We’d resisted trying this Highland Village newcomer for two reasons. We aren’t club goers, and the place gave off vibes more like a nightclub than an eating establishment. It’s also part of a chain operation. I guess you could call us snobby, but we also don’t frequent PF Changs, its neighbor at the other end of the shopping center. Nevertheless, we had heard good things about the food, and the atmosphere certainly looked intriguing from the exterior. Located on the second floor of the shopping center above what was previously Grotto, you walk up a dramatic staircase to a sleek and contemporary bar and dining area. Many of the tables are located in the bar, which has large floor to ceiling windows overlooking Westheimer. The very welcome recent change in the law that prohibits smoking in bars in Houston restaurants makes sitting in the bar at RA Sushi a pleasant experience. We’re on a sushi bender, eating it for lunch at least once almost every weekend. So, we’ve only been to RA Sushi twice on weekend afternoons. During the daytime, the dining area, which is in the interior of the restaurant, doesn’t seem as inviting as the bar. We’ve heard the evening scene can be quite interesting, but we can’t comment on that.
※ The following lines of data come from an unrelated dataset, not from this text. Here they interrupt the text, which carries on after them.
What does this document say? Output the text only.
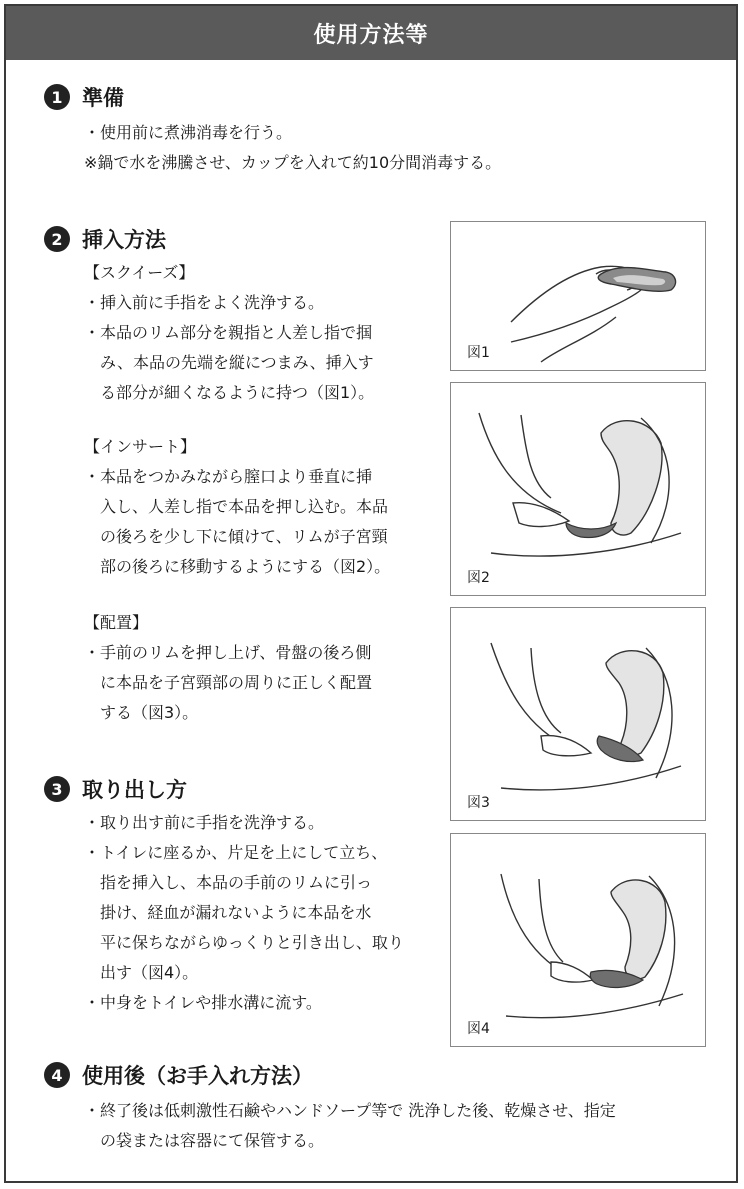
使用方法等
1 準備
・使用前に煮沸消毒を行う。
※鍋で水を沸騰させ、カップを入れて約10分間消毒する。
2 挿入方法
【スクイーズ】
・挿入前に手指をよく洗浄する。
・本品のリム部分を親指と人差し指で掴
　み、本品の先端を縦につまみ、挿入す
　る部分が細くなるように持つ（図1）。
【インサート】
・本品をつかみながら膣口より垂直に挿
　入し、人差し指で本品を押し込む。本品
　の後ろを少し下に傾けて、リムが子宮頸
　部の後ろに移動するようにする（図2）。
【配置】
・手前のリムを押し上げ、骨盤の後ろ側
　に本品を子宮頸部の周りに正しく配置
　する（図3）。
3 取り出し方
・取り出す前に手指を洗浄する。
・トイレに座るか、片足を上にして立ち、
　指を挿入し、本品の手前のリムに引っ
　掛け、経血が漏れないように本品を水
　平に保ちながらゆっくりと引き出し、取り
　出す（図4）。
・中身をトイレや排水溝に流す。
4 使用後（お手入れ方法）
・終了後は低刺激性石鹸やハンドソープ等で 洗浄した後、乾燥させ、指定
　の袋または容器にて保管する。
図1
図2
図3
図4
On the theory that green stuff is usually good for us, we started both times with Edamame. We’ve yet to notice any difference among sushi restaurants with this dish, so we move on. We tried the seaweed salad and the squid salad. The former was good but not the best we’ve had in Houston (that honor goes to Uptown Sushi). But the squid salad was very good — slivers of squid in a very light spicy, nutty dressing, with some tasty green slivers of unrecognizable origin.
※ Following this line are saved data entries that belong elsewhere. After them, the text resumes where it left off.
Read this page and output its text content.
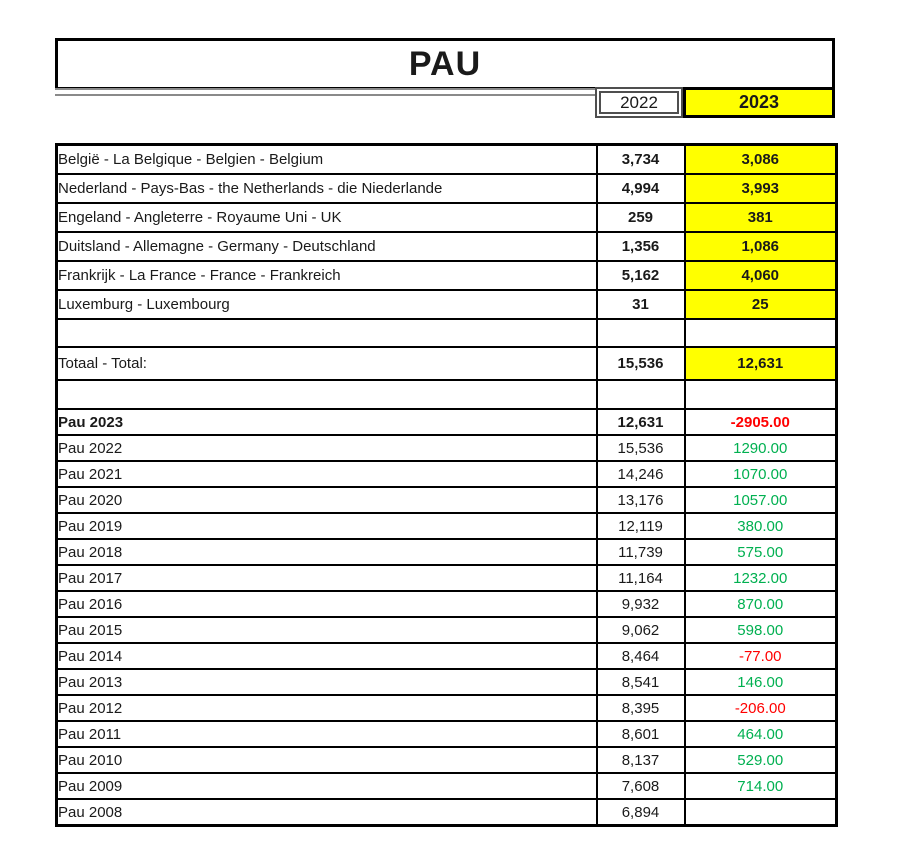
PAU
2022	2023
België - La Belgique - Belgien - Belgium	3,734	3,086
Nederland - Pays-Bas - the Netherlands - die Niederlande	4,994	3,993
Engeland - Angleterre - Royaume Uni - UK	259	381
Duitsland - Allemagne - Germany - Deutschland	1,356	1,086
Frankrijk - La France - France - Frankreich	5,162	4,060
Luxemburg - Luxembourg	31	25

Totaal - Total:	15,536	12,631

Pau 2023	12,631	-2905.00
Pau 2022	15,536	1290.00
Pau 2021	14,246	1070.00
Pau 2020	13,176	1057.00
Pau 2019	12,119	380.00
Pau 2018	11,739	575.00
Pau 2017	11,164	1232.00
Pau 2016	9,932	870.00
Pau 2015	9,062	598.00
Pau 2014	8,464	-77.00
Pau 2013	8,541	146.00
Pau 2012	8,395	-206.00
Pau 2011	8,601	464.00
Pau 2010	8,137	529.00
Pau 2009	7,608	714.00
Pau 2008	6,894	
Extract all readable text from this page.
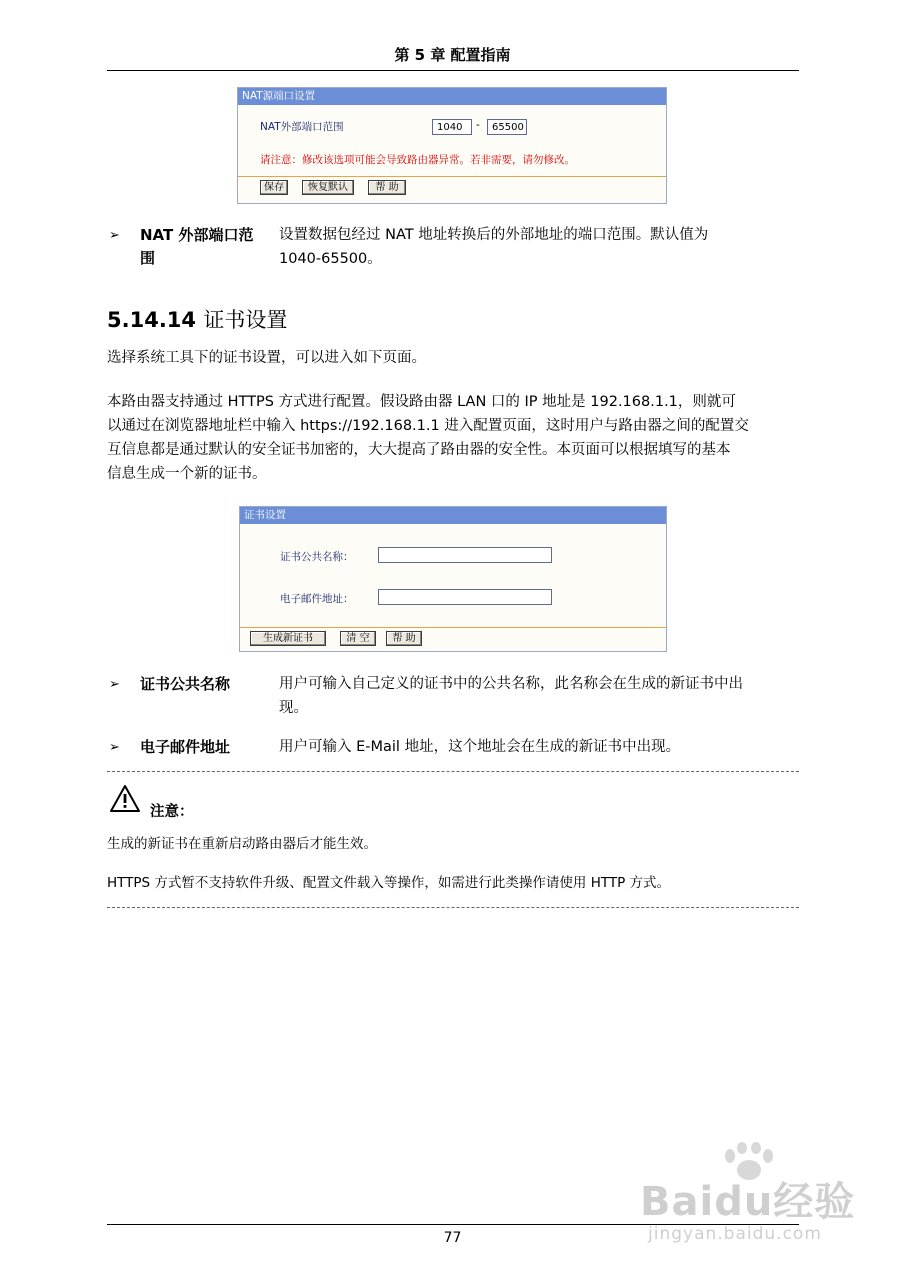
第 5 章 配置指南
NAT源端口设置
NAT外部端口范围	1040	-	65500
请注意：修改该选项可能会导致路由器异常。若非需要，请勿修改。
保存	恢复默认	帮 助
➢ NAT 外部端口范
围
设置数据包经过 NAT 地址转换后的外部地址的端口范围。默认值为
1040-65500。
5.14.14 证书设置
选择系统工具下的证书设置，可以进入如下页面。
本路由器支持通过 HTTPS 方式进行配置。假设路由器 LAN 口的 IP 地址是 192.168.1.1，则就可
以通过在浏览器地址栏中输入 https://192.168.1.1 进入配置页面，这时用户与路由器之间的配置交
互信息都是通过默认的安全证书加密的，大大提高了路由器的安全性。本页面可以根据填写的基本
信息生成一个新的证书。
证书设置
证书公共名称：
电子邮件地址：
生成新证书	清 空	帮 助
➢ 证书公共名称	用户可输入自己定义的证书中的公共名称，此名称会在生成的新证书中出
现。
➢ 电子邮件地址	用户可输入 E-Mail 地址，这个地址会在生成的新证书中出现。
注意：
生成的新证书在重新启动路由器后才能生效。
HTTPS 方式暂不支持软件升级、配置文件载入等操作，如需进行此类操作请使用 HTTP 方式。
77
Baidu经验
jingyan.baidu.com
Although RA Sushi serves the typical raw fish items, the menu’s emphasis is not on the raw stuff. There are numerous rolls with cooked items, including the very popular Viva Las Vegas Roll, which we haven’t tried. Apparently, it includes fake crab and cream cheese, rolled with rice and tempura fried, topped with some spicy tuna and what looks like (but probably isn’t) a fried green tomato slice. Like the other rolls on the menu, the focus seems to be on pleasing people who don’t like raw fish but like the idea of saying they’re going for sushi.
We did enjoy the Chili Ponzu Yellow Tail so much the first time that we had it again on our second visit. Slices of raw yellow tail were served with a slightly spicy dipping sauce, topped with toasted pine nuts and cashews. On our first visit, we tried the Atlantic Roll, considered to be one of the more popular raw rolls. Crab and cucumber topped with salmon, we found it to be bland. On our second visit, we tried the Crispy Soft Shell Crab. Coated in well seasoned panko crumbs and nicely fried, we got two meaty crabs for a reasonable price.
On both occasions, the service was less than attentive. Perhaps they’re understaffed on weekend afternoons or the best and brightest wait staff don’t want those shifts. Fortunately, like many restaurants nowadays, different servers bring the food when it’s ready in the kitchen. Thus, it arrives at the table fresh and warm or cold, as the case may be.